To determine the incidence of postkeratoplasty intraocular pressure (IOP) elevation in the eyes of subjects with keratoconus and establish the relationship between IOP and corticosteroid administrations in this population.


Following strict inclusion/exclusion criteria, a retrospective analysis was performed on a consecutive series of penetrating keratoplasties performed for keratoconus observing a standardised surgical and postoperative regimen in Auckland, New Zealand. Patient demographics, ocular, medical, and family history, and pre- and postoperative data were recorded until 12 months postkeratoplasty.


In all, 57 eyes of 48 patients were included-31% New Zealand Europeans, 42% Pacific people, 15% Maori, and 12% other. Eighteen eyes (32%) of 17 patients (35%) exhibited elevated IOP and 12 (21%) eyes exhibited moderate-to-severe elevation of IOP. IOP elevation occurred 3-6 months postkeratoplasty in 78% of eyes. Elevated IOP was significantly less common in Maori and Pacific peoples (P=0.02). All eyes except one required reduction/cessation of corticosteroids to normalise IOP.

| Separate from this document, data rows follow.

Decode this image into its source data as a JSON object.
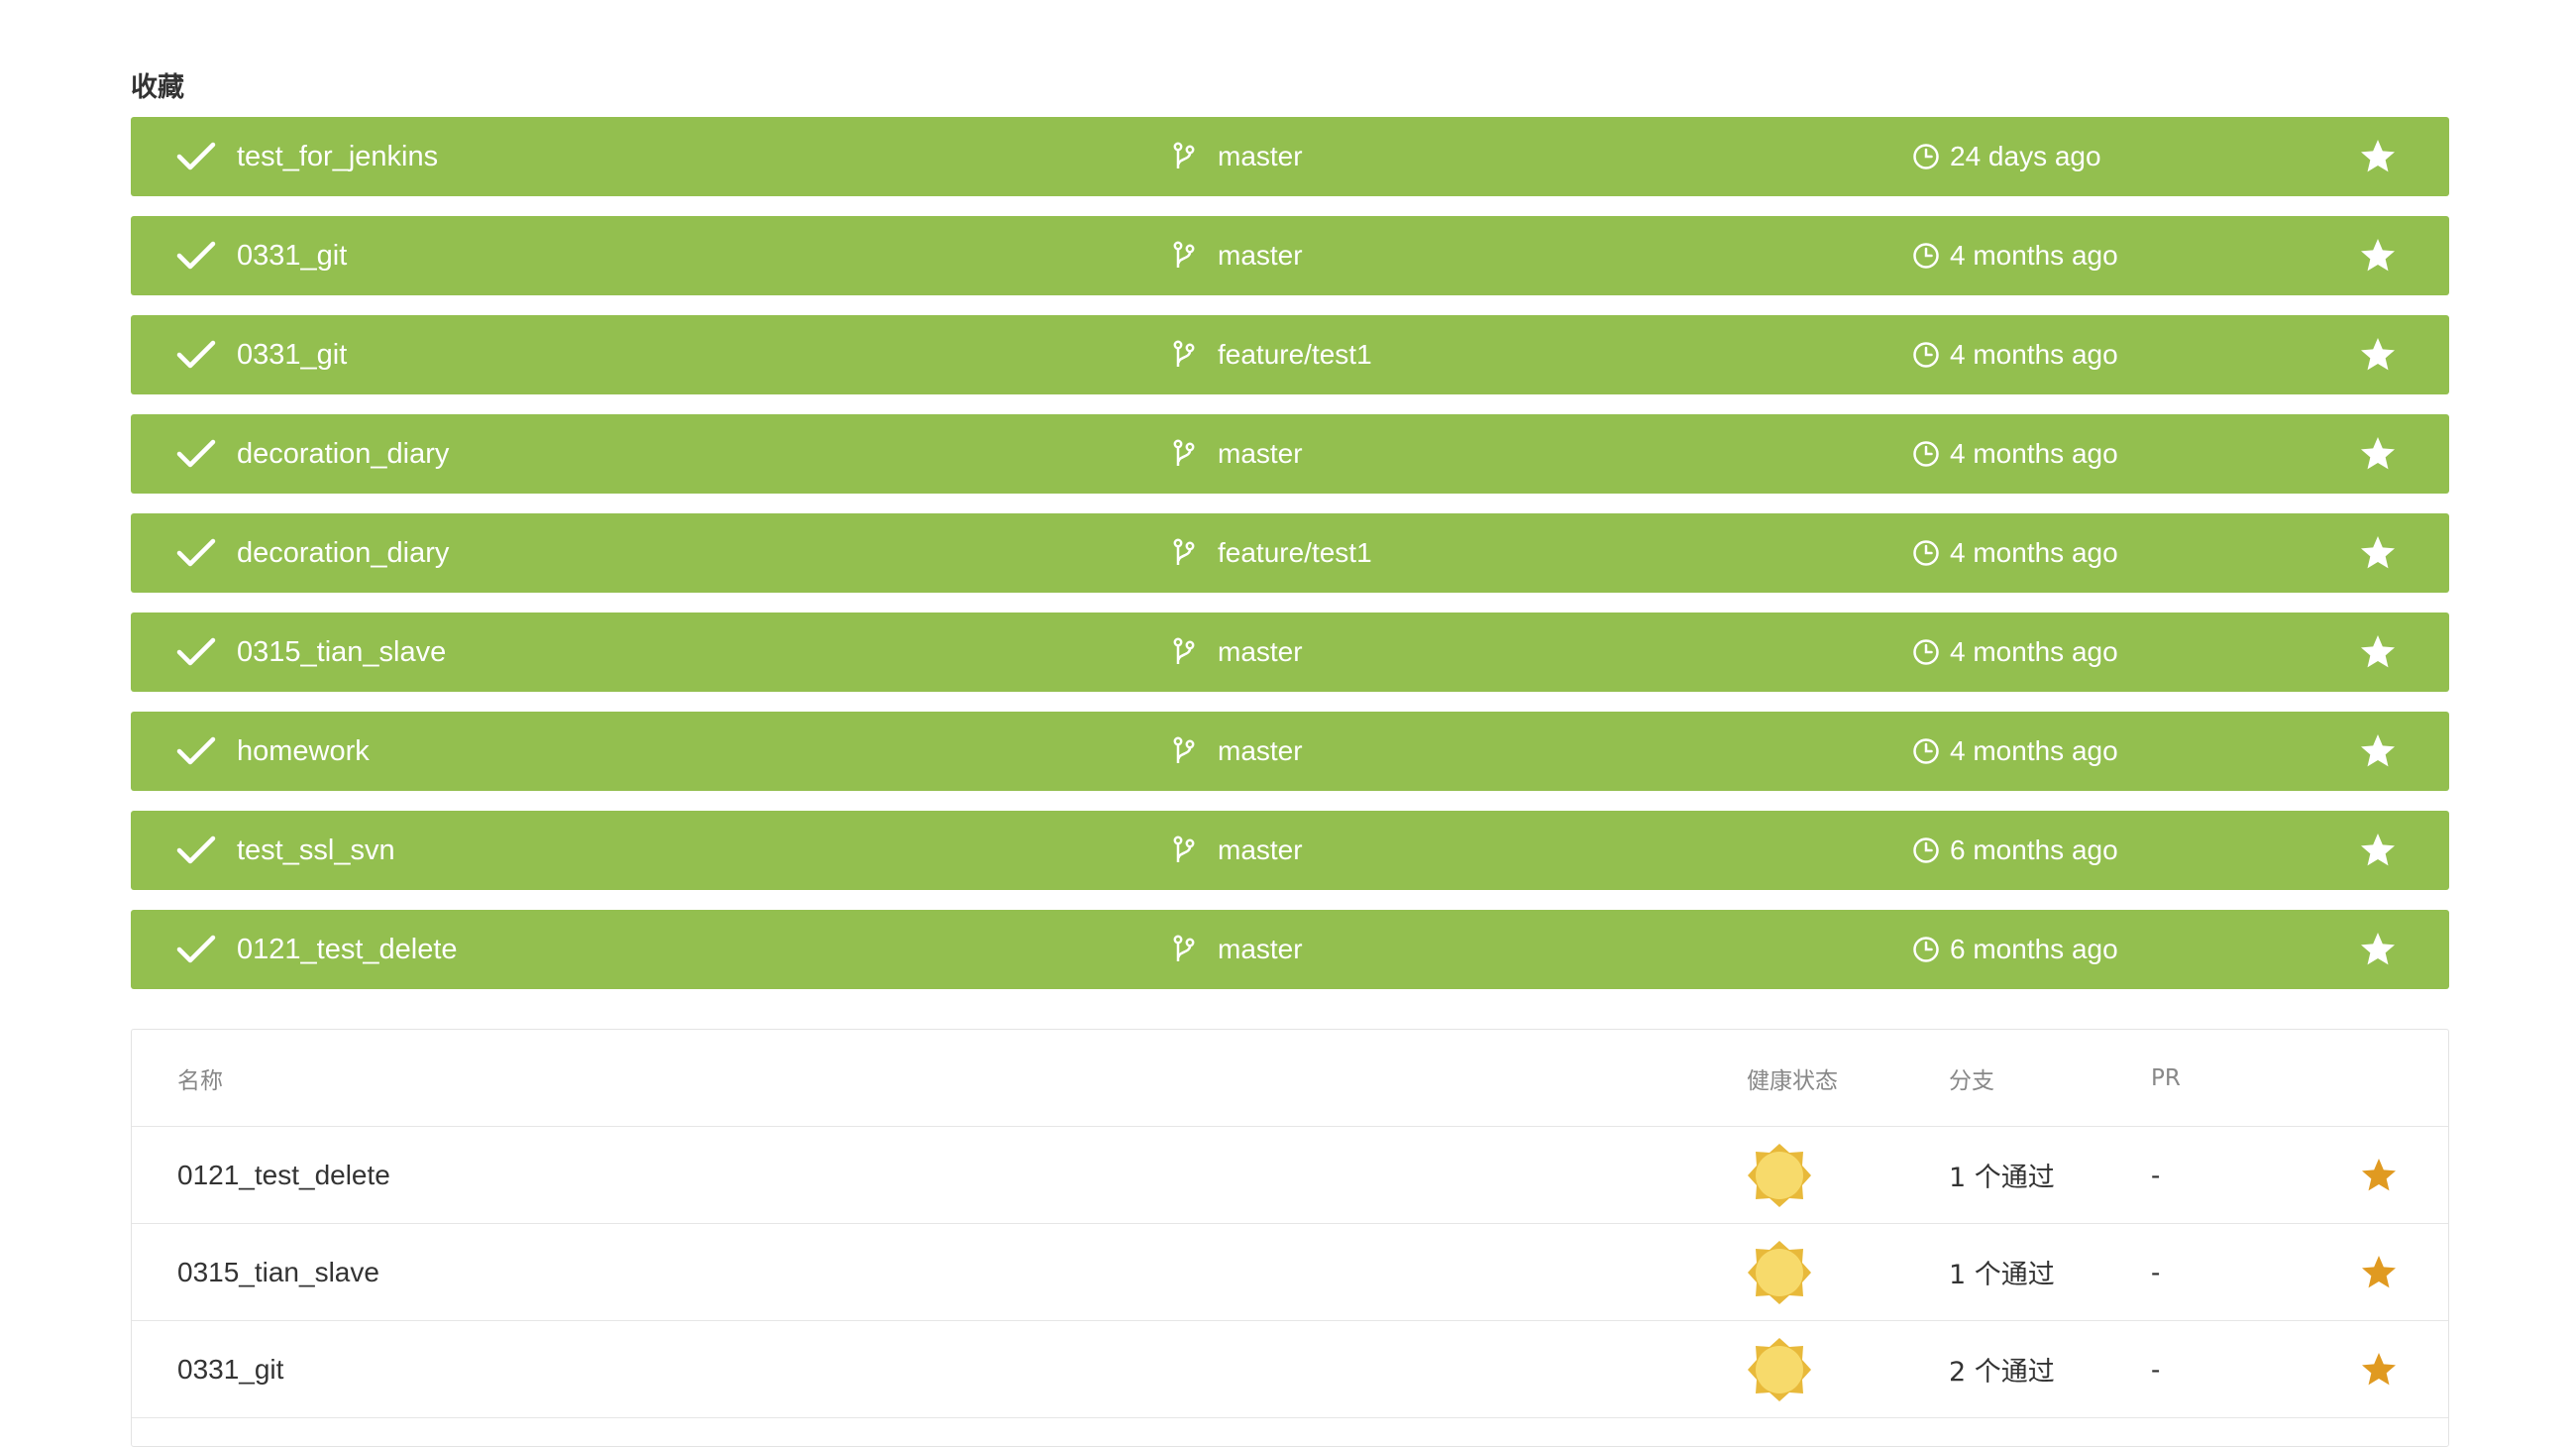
{
  "favorites_title": "收藏",
  "favorites": [
    {
      "name": "test_for_jenkins",
      "branch": "master",
      "time": "24 days ago"
    },
    {
      "name": "0331_git",
      "branch": "master",
      "time": "4 months ago"
    },
    {
      "name": "0331_git",
      "branch": "feature/test1",
      "time": "4 months ago"
    },
    {
      "name": "decoration_diary",
      "branch": "master",
      "time": "4 months ago"
    },
    {
      "name": "decoration_diary",
      "branch": "feature/test1",
      "time": "4 months ago"
    },
    {
      "name": "0315_tian_slave",
      "branch": "master",
      "time": "4 months ago"
    },
    {
      "name": "homework",
      "branch": "master",
      "time": "4 months ago"
    },
    {
      "name": "test_ssl_svn",
      "branch": "master",
      "time": "6 months ago"
    },
    {
      "name": "0121_test_delete",
      "branch": "master",
      "time": "6 months ago"
    }
  ],
  "table": {
    "headers": {
      "name": "名称",
      "health": "健康状态",
      "branch": "分支",
      "pr": "PR"
    },
    "rows": [
      {
        "name": "0121_test_delete",
        "health_icon": "sunny-weather-icon",
        "branch": "1 个通过",
        "pr": "-"
      },
      {
        "name": "0315_tian_slave",
        "health_icon": "sunny-weather-icon",
        "branch": "1 个通过",
        "pr": "-"
      },
      {
        "name": "0331_git",
        "health_icon": "sunny-weather-icon",
        "branch": "2 个通过",
        "pr": "-"
      }
    ]
  },
  "colors": {
    "success_green": "#93bf4f",
    "favorite_star": "#e09a21",
    "sun_fill": "#f7da6b"
  },
  "icons": {
    "status": "checkmark-icon",
    "branch": "git-branch-icon",
    "time": "clock-icon",
    "favorite": "star-icon"
  }
}
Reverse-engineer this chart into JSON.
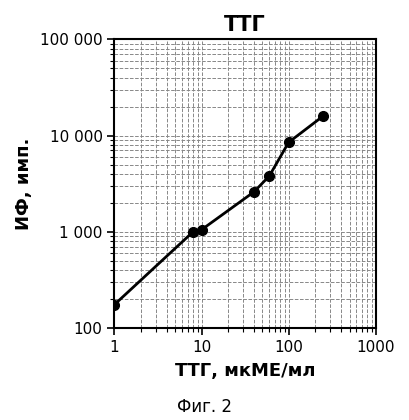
{
  "title": "ТТГ",
  "xlabel": "ТТГ, мкМЕ/мл",
  "ylabel": "ИФ, имп.",
  "caption": "Фиг. 2",
  "x_data": [
    1,
    8,
    10,
    40,
    60,
    100,
    250
  ],
  "y_data": [
    175,
    1000,
    1050,
    2600,
    3800,
    8500,
    16000
  ],
  "xlim": [
    1,
    1000
  ],
  "ylim": [
    100,
    100000
  ],
  "line_color": "#000000",
  "marker_color": "#000000",
  "marker_size": 7,
  "line_width": 2.0,
  "grid_color": "#888888",
  "grid_linestyle": "--",
  "grid_linewidth": 0.7,
  "bg_color": "#ffffff",
  "title_fontsize": 15,
  "label_fontsize": 13,
  "tick_fontsize": 11,
  "caption_fontsize": 12,
  "y_tick_labels": [
    "100",
    "1 000",
    "10 000",
    "100 000"
  ],
  "x_tick_labels": [
    "1",
    "10",
    "100",
    "1000"
  ],
  "x_tick_vals": [
    1,
    10,
    100,
    1000
  ],
  "y_tick_vals": [
    100,
    1000,
    10000,
    100000
  ]
}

The incidence of presumed steroid-related postkeratoplasty IOP elevation, in 35% of subjects with keratoconus, is markedly higher in this New Zealand study than previously reported in the US and UK studies. Further clinical and genetic analysis of associations between keratoconus and steroid-induced IOP elevation and glaucoma might improve our current understanding of this condition.